Am 30. Dezember wurde die renommierte Coronavirus-Expertin Shi Zhengli am Virologischen Institut Wuhan auf die Krankheit aufmerksam gemacht. Am 2. Januar hatte ihr Team das Virus komplett entschlüsselt. Und von da an lief es schief: Chinas oberste Gesundheitsbehörde – die Nationale Gesundheitskommission – gab eine vertrauliche Anweisung, die es Laboren verbot, ohne Erlaubnis über das Virus zu berichten.

Bis zum 5. Januar hatten zwei staatliche Labore und das Labor von Professor Zhang Yongzhen in Shanghai das Virus entschlüsselt. Zhang warnte die Gesundheitskommission, dass das Virus «wahrscheinlich ansteckend» sei. Doch die Öffentlichkeit wurde immer noch nicht informiert. Überall in der Region tauchten Verdachtsfälle auf. In Thailand nahmen Flughafenbehörden eine Frau beiseite, die aus Wuhan kam und an Schnupfen, Halsschmerzen und Fieber litt. Wissenschaftler der Chulalongkorn-Universität in Bangkok fanden bald heraus, dass sie sich mit einem neuen Coronavirus angesteckt hatte, doch fehlte ihnen ein genetischer Code aus China, um es abzugleichen.

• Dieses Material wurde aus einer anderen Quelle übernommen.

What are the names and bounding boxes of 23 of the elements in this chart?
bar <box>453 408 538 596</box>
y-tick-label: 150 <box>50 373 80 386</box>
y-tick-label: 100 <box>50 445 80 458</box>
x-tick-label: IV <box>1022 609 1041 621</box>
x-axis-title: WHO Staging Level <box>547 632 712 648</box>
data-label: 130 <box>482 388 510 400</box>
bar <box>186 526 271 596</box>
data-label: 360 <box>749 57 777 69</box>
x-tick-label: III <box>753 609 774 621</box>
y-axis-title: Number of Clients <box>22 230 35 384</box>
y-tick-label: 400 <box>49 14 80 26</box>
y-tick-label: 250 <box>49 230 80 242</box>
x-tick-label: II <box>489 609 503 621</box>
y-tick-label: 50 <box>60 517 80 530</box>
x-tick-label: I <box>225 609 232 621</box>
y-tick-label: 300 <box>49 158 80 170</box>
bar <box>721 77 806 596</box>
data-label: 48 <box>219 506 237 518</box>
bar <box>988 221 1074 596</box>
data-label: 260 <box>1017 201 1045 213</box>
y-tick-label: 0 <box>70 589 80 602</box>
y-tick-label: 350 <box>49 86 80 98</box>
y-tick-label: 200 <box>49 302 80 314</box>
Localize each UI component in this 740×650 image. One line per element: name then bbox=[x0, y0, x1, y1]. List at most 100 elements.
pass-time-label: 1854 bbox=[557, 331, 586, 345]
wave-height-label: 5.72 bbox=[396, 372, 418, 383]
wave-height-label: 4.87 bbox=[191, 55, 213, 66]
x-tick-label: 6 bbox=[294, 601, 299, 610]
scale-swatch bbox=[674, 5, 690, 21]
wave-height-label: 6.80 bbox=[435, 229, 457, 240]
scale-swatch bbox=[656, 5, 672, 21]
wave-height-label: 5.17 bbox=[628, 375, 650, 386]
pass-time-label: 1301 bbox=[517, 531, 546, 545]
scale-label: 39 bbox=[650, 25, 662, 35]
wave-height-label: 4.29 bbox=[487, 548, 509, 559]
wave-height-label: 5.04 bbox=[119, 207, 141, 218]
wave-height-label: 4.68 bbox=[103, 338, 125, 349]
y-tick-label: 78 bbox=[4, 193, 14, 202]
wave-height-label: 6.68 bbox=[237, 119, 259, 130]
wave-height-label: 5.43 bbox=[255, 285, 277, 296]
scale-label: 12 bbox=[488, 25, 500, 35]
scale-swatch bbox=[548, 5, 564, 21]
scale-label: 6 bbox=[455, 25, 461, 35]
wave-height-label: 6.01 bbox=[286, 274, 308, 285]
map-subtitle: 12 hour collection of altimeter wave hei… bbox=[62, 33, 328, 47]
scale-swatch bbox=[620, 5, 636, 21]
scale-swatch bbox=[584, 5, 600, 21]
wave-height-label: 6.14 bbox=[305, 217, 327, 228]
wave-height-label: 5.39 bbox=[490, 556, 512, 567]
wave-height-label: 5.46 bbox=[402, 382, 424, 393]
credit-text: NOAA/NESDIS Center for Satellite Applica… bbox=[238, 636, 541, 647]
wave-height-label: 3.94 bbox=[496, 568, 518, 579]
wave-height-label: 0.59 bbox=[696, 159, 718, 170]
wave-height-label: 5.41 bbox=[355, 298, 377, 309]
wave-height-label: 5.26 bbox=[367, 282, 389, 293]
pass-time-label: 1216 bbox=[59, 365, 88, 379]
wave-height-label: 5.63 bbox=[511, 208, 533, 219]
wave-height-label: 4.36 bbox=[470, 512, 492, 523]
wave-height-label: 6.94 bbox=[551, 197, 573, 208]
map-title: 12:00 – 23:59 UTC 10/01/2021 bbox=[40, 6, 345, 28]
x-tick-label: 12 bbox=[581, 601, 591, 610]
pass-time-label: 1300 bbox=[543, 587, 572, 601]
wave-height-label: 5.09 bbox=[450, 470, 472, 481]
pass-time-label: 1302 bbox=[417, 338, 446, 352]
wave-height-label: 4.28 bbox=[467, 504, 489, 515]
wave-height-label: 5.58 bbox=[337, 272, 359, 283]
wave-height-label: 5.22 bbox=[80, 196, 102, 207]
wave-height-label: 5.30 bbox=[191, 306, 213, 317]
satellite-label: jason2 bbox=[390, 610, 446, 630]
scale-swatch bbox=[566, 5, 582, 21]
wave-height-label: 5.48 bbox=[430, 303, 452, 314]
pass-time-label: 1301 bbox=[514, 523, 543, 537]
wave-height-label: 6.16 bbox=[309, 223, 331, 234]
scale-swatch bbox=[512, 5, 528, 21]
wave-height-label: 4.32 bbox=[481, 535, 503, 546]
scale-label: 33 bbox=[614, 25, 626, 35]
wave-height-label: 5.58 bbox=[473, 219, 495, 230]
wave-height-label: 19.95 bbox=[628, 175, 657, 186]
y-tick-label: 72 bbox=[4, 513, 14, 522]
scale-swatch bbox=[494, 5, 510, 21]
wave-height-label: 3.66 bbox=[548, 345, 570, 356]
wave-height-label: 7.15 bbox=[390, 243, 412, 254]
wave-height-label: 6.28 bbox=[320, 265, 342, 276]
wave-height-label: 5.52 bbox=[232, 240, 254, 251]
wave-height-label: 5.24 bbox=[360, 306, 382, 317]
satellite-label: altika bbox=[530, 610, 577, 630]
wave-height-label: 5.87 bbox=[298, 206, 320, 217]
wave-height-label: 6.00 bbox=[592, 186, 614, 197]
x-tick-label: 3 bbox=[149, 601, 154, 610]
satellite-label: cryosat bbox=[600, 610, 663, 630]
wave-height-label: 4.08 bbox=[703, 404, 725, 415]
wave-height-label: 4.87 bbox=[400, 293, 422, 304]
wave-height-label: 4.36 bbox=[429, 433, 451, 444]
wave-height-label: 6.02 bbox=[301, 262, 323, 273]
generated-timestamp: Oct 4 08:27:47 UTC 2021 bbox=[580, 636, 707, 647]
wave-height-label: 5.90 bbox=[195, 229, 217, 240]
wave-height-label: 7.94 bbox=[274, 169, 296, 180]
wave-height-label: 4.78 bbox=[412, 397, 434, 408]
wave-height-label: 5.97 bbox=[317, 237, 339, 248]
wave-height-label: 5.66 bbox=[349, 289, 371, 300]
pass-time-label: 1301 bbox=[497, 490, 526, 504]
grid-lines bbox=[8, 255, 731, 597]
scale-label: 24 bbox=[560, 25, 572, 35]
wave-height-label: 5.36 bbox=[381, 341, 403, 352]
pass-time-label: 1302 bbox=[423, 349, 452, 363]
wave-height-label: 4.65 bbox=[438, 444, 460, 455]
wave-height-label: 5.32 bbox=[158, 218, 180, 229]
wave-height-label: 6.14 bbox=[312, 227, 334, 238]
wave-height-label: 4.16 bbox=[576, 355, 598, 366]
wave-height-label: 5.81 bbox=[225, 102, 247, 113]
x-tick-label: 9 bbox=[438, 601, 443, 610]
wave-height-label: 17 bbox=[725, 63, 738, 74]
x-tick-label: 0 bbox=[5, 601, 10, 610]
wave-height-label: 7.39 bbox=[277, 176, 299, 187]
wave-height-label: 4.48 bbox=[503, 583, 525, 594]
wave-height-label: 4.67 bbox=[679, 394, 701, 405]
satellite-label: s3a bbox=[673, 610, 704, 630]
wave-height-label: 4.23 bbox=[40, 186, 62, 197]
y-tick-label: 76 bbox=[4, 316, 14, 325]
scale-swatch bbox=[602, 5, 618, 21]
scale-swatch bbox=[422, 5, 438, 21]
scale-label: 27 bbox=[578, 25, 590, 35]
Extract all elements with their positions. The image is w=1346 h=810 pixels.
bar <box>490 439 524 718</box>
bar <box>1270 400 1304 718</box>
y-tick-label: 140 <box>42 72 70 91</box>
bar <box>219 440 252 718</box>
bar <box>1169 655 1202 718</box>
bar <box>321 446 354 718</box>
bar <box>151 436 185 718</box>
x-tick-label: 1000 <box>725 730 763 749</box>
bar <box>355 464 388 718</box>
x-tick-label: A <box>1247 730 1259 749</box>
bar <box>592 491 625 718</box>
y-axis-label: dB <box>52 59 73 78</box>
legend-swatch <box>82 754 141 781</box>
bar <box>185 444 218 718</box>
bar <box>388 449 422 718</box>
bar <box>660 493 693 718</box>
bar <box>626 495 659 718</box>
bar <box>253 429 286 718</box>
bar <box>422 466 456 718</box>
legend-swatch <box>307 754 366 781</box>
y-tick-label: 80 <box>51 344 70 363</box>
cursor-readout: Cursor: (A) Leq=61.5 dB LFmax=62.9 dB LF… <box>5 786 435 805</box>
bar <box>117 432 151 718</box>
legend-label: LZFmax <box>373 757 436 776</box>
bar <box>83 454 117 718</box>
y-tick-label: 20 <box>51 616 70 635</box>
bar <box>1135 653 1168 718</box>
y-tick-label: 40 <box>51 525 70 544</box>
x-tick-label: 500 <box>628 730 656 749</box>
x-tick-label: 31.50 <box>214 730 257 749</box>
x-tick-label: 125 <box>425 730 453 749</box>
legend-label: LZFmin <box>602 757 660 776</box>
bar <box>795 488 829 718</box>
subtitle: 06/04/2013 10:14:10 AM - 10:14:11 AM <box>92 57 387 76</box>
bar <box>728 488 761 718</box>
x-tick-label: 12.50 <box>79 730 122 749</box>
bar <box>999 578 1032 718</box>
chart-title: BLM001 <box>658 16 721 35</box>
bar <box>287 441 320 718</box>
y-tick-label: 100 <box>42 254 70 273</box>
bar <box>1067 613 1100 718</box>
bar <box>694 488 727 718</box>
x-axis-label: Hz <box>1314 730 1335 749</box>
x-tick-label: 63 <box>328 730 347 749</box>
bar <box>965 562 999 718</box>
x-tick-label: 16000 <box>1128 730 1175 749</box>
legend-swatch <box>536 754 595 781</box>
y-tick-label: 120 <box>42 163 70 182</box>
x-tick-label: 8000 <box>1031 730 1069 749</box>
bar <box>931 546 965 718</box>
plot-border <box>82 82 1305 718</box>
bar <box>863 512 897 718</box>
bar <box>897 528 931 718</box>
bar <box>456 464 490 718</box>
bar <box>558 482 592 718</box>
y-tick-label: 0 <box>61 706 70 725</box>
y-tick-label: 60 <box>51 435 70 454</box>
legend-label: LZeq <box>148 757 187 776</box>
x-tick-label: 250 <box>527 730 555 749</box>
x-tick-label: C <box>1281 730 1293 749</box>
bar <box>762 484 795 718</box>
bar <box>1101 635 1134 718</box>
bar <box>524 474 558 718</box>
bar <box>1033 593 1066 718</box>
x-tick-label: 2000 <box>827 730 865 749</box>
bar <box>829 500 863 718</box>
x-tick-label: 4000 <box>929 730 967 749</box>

Auf internen Treffen der WHO regte sich derweil Unmut über China. Dr. Michael Ryan, WHO-Verantwortlicher für Notfälle, sagte, es sei an der Zeit, «den Gang zu wechseln» und auf mehr Informationen zu drängen. Am 11. Januar schliesslich veröffentlichte Professor Zhang in Shanghai den genetischen Code des Coronavirus, noch vor den Gesundheitsbehörden. Einen Tag später folgten das Chinesische Zentrum für Krankheitskontrolle und -Prävention, das Virologische Institut in Wuhan und die Chinesische Akademie der Medizinwissenschaften.

Am 20. Januar warnten die chinesischen Behörden davor, dass das Virus sich unter Menschen ausbreite. Die WHO entsandte ein kleines Team nach Wuhan. Besorgt über den neuen Erreger reiste WHO-Chef Tedros Adhanom Ghebreyesus nach Peking. Am Ende seiner Reise entschied sich die WHO schliesslich, am 30. Januar den weltweiten Notstand auszurufen. Tedros bedankte sich ausführlich bei China, ohne die vorherige Verärgerung der WHO zu erwähnen: «China hat bereits Unglaubliches geleistet, um die Übertragung des Virus auf andere Länder einzuschränken.»